Friday, January 7, 2011

Jerry Weist, Founder of Million Year Picnic and former Sotheby's Consultant

I am shocked to find out that Jerry Weist died today. Jerry Weist was behind one of the seminal comics fanzines, Squa Tront, which ran from 1967 to 1983. As many of you can guess from the title, it was an EC fanzine, and one of extremely high quality. Weist also founded one of the first comic shops, The Million Year Picnic, in Cambridge, MA. By the time I move to Massachusetts and started shopping there, Jerry had sold it and was working for Sotheby's. But it was always a very progressive shop and in the mid-90s, it was one of the few places in North America where one could get copies of the new wave of European art comics (L'Association, Amok, etc.)


I first got to know him when he was working on his price guide for original comic art. I think the deal was that Kitchen Sink Press was going to publish it, but when KSP went under, he just self-published. But he came up to Northampton a couple of times to visit, and I persuaded him to include some more modern alternative comics artists like Dan Clowes and Adrian Tomine in the book. The book was itself a bit of a sham--the prices were based on real prices (Weist had lots of Sotheby's data to go by, plus he knew most of the dealers of original art in the country), but as I demonstrated in my analysis of Jaime Hernandez art prices, art from a single artist can vary wildly in price.

But on reflection, I don't think Jerry was trying to impose a price on the art he was listing. The thing was, the market for original comic art was very undeveloped then. (It's still hardly a mature market, in my mind.) The natural market for this artwork--comics fans--were still obsessed with collecting comic books. The market for collectible comic books had been carefully nurtured by Robert Overstreet for over 20 years by the time Jerry wrote his original art price guide, and Wizard Magazine pushed comics collecting even further. I think Jerry wanted to reach all those people who were buying collectible comics and say--here's something truly unique, the actual artwork. A price guide was a familiar way for those people to think about collecting, so I imagine Jerry thought it would be a good way to make them feel comfortable about a whole different level of collecting.

That said, I don't think it completely worked. Sotheby's discontinued its comics auctions (that business has largely moved online to Heritage Auction  and eBay). But it worked well enough that Jerry published two editions. And things like this are needed--collecting original art can be very intimidating.

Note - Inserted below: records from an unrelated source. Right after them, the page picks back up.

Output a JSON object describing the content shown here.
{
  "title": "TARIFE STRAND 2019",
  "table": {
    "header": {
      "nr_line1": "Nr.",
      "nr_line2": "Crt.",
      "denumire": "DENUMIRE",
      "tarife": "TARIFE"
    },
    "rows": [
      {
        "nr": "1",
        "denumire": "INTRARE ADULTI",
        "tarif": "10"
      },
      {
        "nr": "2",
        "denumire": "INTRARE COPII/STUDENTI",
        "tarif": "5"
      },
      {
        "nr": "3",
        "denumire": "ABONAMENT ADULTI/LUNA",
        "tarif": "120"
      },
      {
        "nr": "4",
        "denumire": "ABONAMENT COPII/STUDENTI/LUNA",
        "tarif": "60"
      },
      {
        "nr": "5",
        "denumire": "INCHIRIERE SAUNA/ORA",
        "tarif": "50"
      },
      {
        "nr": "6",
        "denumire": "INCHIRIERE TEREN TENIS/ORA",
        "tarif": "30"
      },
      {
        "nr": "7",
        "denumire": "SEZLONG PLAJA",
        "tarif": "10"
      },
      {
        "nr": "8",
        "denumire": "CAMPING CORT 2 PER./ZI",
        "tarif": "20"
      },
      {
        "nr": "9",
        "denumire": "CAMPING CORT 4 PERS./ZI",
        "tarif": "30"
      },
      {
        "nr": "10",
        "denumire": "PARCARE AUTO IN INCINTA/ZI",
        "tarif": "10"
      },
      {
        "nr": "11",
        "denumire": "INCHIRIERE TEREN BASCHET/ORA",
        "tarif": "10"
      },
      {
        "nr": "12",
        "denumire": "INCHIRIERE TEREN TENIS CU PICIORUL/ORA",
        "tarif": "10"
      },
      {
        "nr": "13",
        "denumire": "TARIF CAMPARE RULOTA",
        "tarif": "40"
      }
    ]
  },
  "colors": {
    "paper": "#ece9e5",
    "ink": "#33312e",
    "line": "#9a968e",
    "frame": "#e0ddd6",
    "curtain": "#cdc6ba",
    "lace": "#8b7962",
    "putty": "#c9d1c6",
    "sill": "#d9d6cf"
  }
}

Jerry was an extremely likable guy who loved comics, comics artwork, and science fiction. He also introduced me to my favorite Italian dish, pasta puttanesca. So long, Jerry.

1 comment:

  1. Hello Robert -- I didn't know Jerry personally (though I bought a Jacquet file copy from him awhile back), but like many I have been reflecting on his contributions to our segment of the culture since this news came.

    You're very right about comic art collecting -- I personally think any attempt at bringing more information to light is good, even if that info is imperfect at times.

    I also think the Sotheby's auctions were an under-appreciated moment in our culture's evaluation of comic art. On the comic side, sales went from the occasional breathless newspaper "OMG comics are worth how much!?" piece to being commonplace and better understood, and as you imply the Sotheby's presentation and the additional focus on original art helped to shift the conversation to an appreciation of the form itself even when big money is involved.

    In any case, thanks for your post. I have tremendous respect for those who have gone before in this business and Jerry Weist was definitely someone who played a role in building the business of comics.